Dr Jason Carter publishes ‘Plutarch’s Epicurean Justification of Religious Belief’

Dr Jason Carter, Michael Cohen Fellow and Lecturer in Ancient Philosophy at Exeter College, has published a paper on Plutarch in the Journal of the History of Philosophy. The paper, ‘Plutarch’s Epicurean Justification of Religious Belief’, was published in issue 56, number 3, in July and is available to read online here.

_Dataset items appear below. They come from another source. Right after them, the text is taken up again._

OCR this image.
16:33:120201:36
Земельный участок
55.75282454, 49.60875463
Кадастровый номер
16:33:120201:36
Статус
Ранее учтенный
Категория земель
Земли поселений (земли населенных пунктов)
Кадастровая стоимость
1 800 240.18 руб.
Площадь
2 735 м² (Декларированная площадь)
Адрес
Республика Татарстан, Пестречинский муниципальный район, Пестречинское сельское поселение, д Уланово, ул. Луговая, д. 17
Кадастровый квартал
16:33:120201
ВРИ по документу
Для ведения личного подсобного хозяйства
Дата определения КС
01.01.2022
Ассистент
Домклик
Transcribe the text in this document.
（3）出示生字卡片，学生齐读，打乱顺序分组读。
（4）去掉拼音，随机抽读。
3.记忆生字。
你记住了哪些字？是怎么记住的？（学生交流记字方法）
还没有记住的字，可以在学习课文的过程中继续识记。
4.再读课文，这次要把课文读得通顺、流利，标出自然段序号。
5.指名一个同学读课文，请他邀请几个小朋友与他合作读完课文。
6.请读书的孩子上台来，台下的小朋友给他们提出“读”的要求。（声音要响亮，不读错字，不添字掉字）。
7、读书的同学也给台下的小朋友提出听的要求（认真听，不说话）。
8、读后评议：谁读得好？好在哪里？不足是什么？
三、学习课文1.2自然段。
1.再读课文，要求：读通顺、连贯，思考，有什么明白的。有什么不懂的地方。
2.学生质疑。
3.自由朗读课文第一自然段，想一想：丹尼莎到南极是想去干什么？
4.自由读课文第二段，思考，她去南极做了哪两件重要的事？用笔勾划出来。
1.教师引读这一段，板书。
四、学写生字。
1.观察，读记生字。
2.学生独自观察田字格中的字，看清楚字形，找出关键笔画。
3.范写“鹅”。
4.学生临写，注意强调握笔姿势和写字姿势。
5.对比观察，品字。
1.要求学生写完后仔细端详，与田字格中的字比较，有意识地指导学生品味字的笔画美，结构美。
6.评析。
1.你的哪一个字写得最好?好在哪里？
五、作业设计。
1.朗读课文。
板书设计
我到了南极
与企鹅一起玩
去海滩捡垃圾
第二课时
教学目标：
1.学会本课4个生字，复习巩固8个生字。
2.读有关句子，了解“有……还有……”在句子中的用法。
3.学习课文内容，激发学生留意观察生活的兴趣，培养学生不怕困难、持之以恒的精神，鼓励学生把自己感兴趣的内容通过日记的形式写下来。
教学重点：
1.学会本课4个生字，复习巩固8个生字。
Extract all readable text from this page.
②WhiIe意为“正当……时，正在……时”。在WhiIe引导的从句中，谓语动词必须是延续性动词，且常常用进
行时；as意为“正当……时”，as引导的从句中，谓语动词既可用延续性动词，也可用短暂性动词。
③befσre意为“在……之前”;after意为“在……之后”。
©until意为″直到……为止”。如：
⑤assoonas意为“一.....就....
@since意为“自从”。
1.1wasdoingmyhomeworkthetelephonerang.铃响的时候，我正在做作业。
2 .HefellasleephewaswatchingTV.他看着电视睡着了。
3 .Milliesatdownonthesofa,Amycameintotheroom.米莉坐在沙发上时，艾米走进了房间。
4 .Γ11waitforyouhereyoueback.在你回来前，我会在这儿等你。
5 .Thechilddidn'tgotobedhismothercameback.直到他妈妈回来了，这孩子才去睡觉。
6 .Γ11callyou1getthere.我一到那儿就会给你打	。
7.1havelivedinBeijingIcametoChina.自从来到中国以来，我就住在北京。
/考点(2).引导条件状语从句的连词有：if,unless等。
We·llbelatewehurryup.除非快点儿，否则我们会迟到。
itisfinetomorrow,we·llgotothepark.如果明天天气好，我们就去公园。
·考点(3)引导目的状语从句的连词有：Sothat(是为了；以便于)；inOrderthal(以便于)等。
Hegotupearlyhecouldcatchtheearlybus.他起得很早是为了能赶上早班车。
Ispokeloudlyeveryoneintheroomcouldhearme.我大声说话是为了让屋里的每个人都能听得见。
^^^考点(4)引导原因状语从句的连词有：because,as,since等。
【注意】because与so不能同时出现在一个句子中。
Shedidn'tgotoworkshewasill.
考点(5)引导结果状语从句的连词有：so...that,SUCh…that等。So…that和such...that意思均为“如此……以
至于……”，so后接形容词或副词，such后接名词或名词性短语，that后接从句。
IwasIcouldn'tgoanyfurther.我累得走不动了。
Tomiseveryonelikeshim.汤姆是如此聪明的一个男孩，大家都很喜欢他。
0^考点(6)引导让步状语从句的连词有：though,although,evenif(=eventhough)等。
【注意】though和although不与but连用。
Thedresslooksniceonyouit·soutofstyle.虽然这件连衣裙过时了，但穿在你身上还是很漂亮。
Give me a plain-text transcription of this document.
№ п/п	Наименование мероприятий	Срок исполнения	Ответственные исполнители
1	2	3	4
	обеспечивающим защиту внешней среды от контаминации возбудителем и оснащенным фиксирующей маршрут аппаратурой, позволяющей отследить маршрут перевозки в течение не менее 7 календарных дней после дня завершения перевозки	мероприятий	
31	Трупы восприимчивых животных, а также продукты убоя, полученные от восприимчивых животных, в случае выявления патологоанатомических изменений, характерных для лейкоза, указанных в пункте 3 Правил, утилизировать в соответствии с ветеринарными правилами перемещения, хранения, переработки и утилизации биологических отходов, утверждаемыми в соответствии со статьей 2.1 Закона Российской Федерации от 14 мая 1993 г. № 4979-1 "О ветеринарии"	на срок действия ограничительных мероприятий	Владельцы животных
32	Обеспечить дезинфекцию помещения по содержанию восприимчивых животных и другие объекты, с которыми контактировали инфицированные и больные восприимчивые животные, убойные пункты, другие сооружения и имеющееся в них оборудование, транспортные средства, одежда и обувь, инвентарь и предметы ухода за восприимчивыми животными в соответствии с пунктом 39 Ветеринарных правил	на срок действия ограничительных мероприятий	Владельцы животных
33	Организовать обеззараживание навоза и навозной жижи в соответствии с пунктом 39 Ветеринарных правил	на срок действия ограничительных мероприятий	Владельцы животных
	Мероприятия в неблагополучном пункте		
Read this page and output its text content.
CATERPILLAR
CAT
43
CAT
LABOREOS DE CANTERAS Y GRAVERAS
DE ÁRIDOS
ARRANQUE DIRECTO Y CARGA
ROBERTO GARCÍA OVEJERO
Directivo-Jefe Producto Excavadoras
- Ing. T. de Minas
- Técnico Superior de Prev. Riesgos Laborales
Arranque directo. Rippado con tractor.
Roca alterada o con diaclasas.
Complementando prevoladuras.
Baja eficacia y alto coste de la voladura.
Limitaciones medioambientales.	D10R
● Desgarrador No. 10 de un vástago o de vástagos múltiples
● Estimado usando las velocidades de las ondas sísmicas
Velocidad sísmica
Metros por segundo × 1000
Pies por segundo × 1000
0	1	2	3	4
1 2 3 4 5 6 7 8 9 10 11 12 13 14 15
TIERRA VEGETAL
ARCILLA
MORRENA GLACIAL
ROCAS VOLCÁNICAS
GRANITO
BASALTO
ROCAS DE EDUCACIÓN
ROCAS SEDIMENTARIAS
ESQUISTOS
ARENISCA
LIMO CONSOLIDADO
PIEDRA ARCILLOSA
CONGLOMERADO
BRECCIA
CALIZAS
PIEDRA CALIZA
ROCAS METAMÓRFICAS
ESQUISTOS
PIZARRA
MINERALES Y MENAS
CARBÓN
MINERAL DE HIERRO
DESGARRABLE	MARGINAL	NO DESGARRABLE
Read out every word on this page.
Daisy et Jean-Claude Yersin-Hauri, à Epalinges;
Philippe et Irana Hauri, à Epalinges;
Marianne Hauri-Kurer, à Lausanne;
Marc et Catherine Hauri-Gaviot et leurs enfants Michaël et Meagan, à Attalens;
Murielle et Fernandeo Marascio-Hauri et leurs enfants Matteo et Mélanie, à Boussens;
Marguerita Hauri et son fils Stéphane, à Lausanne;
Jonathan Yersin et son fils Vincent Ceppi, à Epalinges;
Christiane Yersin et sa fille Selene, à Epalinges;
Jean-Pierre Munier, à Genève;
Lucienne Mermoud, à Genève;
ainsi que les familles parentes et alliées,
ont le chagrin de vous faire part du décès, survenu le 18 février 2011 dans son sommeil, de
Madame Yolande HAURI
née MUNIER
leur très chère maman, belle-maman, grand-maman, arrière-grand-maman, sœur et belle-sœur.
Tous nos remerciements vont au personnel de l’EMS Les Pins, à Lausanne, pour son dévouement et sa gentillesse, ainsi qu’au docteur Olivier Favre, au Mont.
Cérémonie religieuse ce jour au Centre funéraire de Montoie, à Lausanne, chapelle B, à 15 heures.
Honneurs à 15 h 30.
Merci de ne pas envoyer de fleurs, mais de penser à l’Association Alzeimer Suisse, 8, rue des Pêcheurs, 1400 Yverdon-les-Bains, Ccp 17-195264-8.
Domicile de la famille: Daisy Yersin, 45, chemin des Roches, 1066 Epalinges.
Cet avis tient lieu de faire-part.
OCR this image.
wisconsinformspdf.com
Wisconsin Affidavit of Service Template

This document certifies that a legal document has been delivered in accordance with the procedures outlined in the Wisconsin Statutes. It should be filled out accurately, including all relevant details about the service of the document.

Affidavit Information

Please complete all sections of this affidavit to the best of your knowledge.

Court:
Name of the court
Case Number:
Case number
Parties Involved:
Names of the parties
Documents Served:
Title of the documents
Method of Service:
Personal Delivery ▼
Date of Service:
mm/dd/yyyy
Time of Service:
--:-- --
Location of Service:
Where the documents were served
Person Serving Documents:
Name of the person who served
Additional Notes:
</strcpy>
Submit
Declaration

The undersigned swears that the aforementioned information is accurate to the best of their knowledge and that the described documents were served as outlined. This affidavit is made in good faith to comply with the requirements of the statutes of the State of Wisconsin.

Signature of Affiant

In his abstract of the paper, Dr Carter writes: ‘In his dialogue, Non posse suaviter vivi secundum Epicurum, Plutarch of Chaeronea criticizes Epicurus for not believing that the gods are provident over human affairs and for not believing that our souls survive death. However, Plutarch’s arguments are striking in that they do not offer any theoretical justification for believing either of these religious claims to be true; rather, they aim to establish that we are practically justified in adopting them if we follow Epicurus’s rule that the goal of belief is not truth in its own right, but mental tranquility. I argue that this form of argument assumes a novel justificatory theory of religious belief, based in Epicurean thought, that I call “strong doxastic hedonism.”‘

Dr Carter’s tenure as Michael Cohen Fellow and Lecturer in Ancient Philosophy will shortly come to an end. He will take up a teaching fellowship in Philosophy at the University of Edinburgh in January of 2019. We wish him all the best.